Вообще говоря, экономическая наука изначально не отделяла экономику от политики. Адам Смит или Дэвид Рикардо никогда не использовали термин «экономика» в качестве названия своего учения, а именовали его «политическая экономия». Для экономистов-классиков было невозможно рассматривать политику в отрыве от экономики, а экономику – от политики. Адам Смит, в частности, считал, что хотя эффективный рынок возникает как результат индивидуального выбора миллионов потребителей, сам этот выбор задается политической системой, в которой потребители существуют. С другой стороны, политическая система формируется под воздействием экономических факторов. С точки зрения классических экономистов, политическая и экономическая системы тесно переплетены и взаимозависимы.
По понятным причинам, на заре XX века начали складываться экономические теории, «отделяющие» экономику от политики. Уже к концу 1930-х гг. термин «макроэкономика» в экономической мысли Запада почти полностью вытеснил «политическую экономию». Нынешний кризис, однако, напомнил о забытой взаимосвязи между двумя упомянутыми сферами.
Поначалу потрясения на рынке субстандартной ипотеки в США, распространившиеся впоследствии на финансовые сектора целого ряда стран и охватившие постепенно весь мир, воспринимались как еще один разрыв спекулятивного «пузыря», неизбежный в условиях цикличности экономики. Однако результатом «ипотечного коллапса» стало не просто обесценение некоторых классов финансовых активов, а полное отсутствие возможности дать им более-менее адекватную оценку. По сути, целый сегмент современной финансовой системы дал серьезный сбой. Причем этот сбой стал прямым следствием неверных решений, принятых финансовой элитой. Иначе говоря, впервые за последние десятилетия, у финансового кризиса появились вполне конкретные «отцы». Общее мнение было таково, что в основе нынешних потрясений лежали не действия слепых рыночных сил, а просчеты отдельных представителей истеблишмента. Просчеты, за которые кто-то должен ответить. Так «финансовый» кризис обрел политическую составляющую.

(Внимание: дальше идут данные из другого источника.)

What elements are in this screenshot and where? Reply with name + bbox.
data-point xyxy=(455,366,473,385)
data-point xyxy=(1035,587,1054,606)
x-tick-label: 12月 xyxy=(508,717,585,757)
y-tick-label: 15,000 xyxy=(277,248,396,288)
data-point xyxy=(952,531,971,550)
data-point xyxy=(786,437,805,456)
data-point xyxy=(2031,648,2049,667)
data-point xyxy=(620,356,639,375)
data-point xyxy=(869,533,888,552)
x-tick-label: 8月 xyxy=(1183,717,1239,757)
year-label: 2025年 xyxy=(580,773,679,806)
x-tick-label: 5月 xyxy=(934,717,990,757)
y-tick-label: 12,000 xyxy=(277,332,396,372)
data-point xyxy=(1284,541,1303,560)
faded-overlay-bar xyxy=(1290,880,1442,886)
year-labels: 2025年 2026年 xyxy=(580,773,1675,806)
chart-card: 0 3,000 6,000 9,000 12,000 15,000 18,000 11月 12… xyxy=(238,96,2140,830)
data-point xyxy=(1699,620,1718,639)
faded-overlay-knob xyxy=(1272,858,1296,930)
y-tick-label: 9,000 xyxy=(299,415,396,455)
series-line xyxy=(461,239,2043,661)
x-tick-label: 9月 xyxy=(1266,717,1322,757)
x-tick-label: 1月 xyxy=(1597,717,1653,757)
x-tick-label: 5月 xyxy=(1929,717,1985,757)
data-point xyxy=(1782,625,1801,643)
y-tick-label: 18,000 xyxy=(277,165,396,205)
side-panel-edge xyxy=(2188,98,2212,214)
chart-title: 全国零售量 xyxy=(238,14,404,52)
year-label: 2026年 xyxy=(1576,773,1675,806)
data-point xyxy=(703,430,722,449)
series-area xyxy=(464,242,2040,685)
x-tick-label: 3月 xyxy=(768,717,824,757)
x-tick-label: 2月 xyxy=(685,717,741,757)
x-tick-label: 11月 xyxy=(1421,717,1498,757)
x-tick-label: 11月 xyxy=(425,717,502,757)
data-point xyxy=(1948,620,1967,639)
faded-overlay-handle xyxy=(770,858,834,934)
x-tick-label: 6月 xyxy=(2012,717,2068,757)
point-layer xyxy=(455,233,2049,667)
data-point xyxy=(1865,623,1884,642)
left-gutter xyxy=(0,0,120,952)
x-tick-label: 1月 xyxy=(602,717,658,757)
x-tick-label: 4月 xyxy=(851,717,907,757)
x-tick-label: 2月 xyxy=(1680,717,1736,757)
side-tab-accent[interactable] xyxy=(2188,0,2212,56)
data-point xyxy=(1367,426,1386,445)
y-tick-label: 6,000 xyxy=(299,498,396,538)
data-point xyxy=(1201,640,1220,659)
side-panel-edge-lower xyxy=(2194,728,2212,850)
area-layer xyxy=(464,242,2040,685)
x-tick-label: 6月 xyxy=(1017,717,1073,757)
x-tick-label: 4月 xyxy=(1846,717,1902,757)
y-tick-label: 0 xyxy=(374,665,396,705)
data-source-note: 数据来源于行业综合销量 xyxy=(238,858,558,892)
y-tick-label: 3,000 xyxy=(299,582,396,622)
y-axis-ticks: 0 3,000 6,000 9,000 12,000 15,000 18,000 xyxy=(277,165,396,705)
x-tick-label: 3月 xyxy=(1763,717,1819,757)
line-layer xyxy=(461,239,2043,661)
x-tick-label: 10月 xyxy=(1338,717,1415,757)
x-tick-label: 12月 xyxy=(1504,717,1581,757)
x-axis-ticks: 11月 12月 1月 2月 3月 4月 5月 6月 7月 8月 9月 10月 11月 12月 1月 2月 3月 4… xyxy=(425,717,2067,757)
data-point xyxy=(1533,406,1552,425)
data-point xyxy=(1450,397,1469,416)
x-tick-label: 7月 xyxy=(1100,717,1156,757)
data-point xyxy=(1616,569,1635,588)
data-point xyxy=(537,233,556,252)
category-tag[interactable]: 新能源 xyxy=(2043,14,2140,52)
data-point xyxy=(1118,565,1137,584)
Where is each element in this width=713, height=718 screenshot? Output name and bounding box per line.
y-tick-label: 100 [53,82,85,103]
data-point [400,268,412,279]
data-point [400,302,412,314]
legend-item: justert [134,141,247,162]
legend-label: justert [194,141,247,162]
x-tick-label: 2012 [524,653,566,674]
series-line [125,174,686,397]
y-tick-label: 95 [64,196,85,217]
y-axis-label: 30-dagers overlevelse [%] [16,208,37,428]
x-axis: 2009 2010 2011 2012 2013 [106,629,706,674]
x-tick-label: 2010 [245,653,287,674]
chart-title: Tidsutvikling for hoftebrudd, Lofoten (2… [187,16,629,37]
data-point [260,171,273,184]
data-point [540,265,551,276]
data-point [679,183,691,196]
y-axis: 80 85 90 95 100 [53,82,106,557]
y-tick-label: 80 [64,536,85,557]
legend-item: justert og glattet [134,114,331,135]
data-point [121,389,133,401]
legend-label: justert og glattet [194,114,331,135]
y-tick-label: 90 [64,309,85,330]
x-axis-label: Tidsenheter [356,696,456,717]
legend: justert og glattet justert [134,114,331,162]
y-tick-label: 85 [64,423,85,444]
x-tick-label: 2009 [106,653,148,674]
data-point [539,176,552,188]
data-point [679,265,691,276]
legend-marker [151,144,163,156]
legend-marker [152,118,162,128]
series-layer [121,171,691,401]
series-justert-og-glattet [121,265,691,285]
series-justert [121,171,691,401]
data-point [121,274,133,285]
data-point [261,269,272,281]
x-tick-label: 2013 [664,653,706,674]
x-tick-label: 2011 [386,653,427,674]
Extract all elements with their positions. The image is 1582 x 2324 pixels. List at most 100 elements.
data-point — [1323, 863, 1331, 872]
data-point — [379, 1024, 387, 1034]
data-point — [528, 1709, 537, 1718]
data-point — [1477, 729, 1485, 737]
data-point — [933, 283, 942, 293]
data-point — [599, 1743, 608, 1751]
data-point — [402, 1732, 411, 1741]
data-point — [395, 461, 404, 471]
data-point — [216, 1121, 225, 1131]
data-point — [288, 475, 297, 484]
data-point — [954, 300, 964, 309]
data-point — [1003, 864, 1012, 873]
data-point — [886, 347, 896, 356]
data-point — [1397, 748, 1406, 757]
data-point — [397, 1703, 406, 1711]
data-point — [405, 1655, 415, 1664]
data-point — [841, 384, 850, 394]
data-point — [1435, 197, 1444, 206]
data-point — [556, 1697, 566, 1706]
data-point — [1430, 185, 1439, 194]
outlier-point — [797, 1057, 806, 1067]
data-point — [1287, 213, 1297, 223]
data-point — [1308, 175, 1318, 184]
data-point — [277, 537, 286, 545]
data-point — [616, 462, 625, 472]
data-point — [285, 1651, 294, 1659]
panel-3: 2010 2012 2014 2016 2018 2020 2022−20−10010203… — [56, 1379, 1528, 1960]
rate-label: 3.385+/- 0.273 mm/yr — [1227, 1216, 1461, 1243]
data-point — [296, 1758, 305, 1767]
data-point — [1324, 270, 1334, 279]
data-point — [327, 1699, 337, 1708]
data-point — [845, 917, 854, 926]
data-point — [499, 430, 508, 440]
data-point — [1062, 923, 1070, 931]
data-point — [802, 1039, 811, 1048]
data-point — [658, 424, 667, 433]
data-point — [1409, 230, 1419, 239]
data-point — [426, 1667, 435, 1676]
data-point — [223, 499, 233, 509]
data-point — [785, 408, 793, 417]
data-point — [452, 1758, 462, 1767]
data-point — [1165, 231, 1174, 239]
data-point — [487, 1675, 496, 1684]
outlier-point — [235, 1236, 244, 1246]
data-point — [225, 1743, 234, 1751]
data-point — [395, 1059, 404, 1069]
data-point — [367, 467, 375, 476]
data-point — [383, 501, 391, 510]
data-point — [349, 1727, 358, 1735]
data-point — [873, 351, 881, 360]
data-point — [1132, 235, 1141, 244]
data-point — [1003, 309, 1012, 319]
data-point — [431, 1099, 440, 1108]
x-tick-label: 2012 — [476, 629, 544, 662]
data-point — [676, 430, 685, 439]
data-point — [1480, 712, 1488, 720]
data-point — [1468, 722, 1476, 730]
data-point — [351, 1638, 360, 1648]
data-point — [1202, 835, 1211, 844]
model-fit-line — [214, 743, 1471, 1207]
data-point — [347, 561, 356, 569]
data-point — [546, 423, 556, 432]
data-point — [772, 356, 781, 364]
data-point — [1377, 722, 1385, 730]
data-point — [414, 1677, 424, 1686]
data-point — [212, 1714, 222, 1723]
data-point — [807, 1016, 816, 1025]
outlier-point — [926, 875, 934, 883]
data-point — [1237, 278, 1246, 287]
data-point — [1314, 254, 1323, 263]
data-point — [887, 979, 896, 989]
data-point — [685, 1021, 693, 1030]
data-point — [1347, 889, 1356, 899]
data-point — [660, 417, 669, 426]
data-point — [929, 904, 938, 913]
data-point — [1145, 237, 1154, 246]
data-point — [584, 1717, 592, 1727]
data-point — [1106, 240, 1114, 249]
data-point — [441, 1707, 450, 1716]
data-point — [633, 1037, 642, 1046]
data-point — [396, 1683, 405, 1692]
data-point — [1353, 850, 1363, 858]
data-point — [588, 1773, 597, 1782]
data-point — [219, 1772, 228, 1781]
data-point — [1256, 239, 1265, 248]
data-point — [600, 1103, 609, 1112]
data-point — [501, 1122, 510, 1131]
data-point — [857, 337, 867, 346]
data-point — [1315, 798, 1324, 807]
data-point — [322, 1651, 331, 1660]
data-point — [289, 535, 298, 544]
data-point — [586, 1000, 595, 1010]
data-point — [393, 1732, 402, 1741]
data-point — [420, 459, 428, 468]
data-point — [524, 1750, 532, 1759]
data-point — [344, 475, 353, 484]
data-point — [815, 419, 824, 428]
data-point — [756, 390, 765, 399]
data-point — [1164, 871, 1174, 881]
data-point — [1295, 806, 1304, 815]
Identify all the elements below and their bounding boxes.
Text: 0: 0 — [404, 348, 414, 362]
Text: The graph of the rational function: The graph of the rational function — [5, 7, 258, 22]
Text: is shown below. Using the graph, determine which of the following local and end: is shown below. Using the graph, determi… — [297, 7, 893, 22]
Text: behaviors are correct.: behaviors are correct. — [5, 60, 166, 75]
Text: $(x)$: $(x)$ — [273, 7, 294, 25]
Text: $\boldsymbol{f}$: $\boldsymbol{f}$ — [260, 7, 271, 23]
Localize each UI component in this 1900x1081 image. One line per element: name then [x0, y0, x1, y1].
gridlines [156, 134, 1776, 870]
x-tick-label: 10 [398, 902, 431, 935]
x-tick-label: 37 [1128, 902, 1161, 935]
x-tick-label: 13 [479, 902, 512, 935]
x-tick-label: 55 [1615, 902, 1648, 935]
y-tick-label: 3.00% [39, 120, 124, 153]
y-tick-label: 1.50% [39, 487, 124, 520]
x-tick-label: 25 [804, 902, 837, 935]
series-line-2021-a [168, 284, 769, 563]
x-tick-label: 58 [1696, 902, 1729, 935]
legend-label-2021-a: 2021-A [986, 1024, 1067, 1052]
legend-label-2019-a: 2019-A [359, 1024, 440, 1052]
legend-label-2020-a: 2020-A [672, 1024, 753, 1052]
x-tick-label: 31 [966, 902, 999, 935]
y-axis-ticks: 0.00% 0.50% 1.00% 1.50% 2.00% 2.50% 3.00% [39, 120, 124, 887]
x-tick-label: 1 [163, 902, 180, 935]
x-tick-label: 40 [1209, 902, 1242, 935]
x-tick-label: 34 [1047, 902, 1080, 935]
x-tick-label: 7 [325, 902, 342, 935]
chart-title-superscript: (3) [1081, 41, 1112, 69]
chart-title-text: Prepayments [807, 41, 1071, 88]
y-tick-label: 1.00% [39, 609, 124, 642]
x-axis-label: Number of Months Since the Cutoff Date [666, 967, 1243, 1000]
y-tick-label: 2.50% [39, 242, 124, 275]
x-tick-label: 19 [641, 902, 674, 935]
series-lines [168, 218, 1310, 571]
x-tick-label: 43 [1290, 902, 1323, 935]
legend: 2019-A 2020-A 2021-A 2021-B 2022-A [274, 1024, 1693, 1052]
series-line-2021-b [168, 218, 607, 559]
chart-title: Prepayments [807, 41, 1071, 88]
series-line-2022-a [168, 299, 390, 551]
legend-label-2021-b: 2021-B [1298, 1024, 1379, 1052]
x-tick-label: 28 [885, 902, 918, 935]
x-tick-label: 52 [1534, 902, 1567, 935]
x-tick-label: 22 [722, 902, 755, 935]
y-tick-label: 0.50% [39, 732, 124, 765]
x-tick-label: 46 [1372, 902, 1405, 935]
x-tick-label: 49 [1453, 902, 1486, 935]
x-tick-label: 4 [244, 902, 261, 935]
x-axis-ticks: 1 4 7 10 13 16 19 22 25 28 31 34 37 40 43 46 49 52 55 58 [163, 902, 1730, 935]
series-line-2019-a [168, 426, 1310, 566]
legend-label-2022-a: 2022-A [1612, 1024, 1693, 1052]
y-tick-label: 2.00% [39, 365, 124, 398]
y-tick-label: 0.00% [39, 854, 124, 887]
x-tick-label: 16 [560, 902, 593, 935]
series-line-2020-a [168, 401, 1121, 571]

Одной из ошибок Б.Обамы, в ходе «праймериз» громившего республиканскую верхушку за произвол и некомпетентность, стал чисто финансовый подход к преодолению кризиса. Проштрафившимся банкирам дали бюджетных денег на латание дыр, и никто из «жирных котов» не пострадал. В отличие от сотен тысяч рядовых американцев. Общественное мнение ожидало от демократов большей решительности в возложении ответственности на виновников кризиса. В результате Б.Обама утратил политический мандат, выданный ему в 2008 г. избирателями. Но и оппоненты не приобрели кредита доверия у населения. В его глазах республиканцы и демократы одинаково плохи и одинаково утратили моральное право руководить нацией. Доверия нет ни к тем, ни к другим. По сути, произошла делегитимизация политических элит, точно так же как некоторое время назад были скомпрометированы и делегитимизированы элиты финансовые. Недавний клинч между республиканцами и демократами по поводу госдолга США, парализовавший политическую систему именно в тот момент, когда скорость принятия решений была критически важна, наглядно показывает, сколь далеко зашел этот процесс.
Итак, финансовый кризис породил экономический спад, тот в свою очередь спровоцировал коллапс политической системы, и уже политический кризис в Вашингтоне оказывает разрушительное воздействие на экономику. Возник порочный круг, мало понятный макроэкономистам, но хорошо видимый политэкономам.
Три года назад Б.Обаму называли «новым Рузвельтом». Сейчас об этом стыдятся вспоминать даже самые ярые его приверженцы. Да и вера в то, что нынешняя политическая элита США способна выдвинуть достойного общенационального лидера, способного найти адекватный ответ на вызовы времени, у избирателя мало-помалу сходит на нет. И если уж проводить исторические параллели, то Америку ждет появление либо «нового Ленина», либо «нового Гитлера». Сценарии и того, и другого развития событий кажутся вполне очевидными.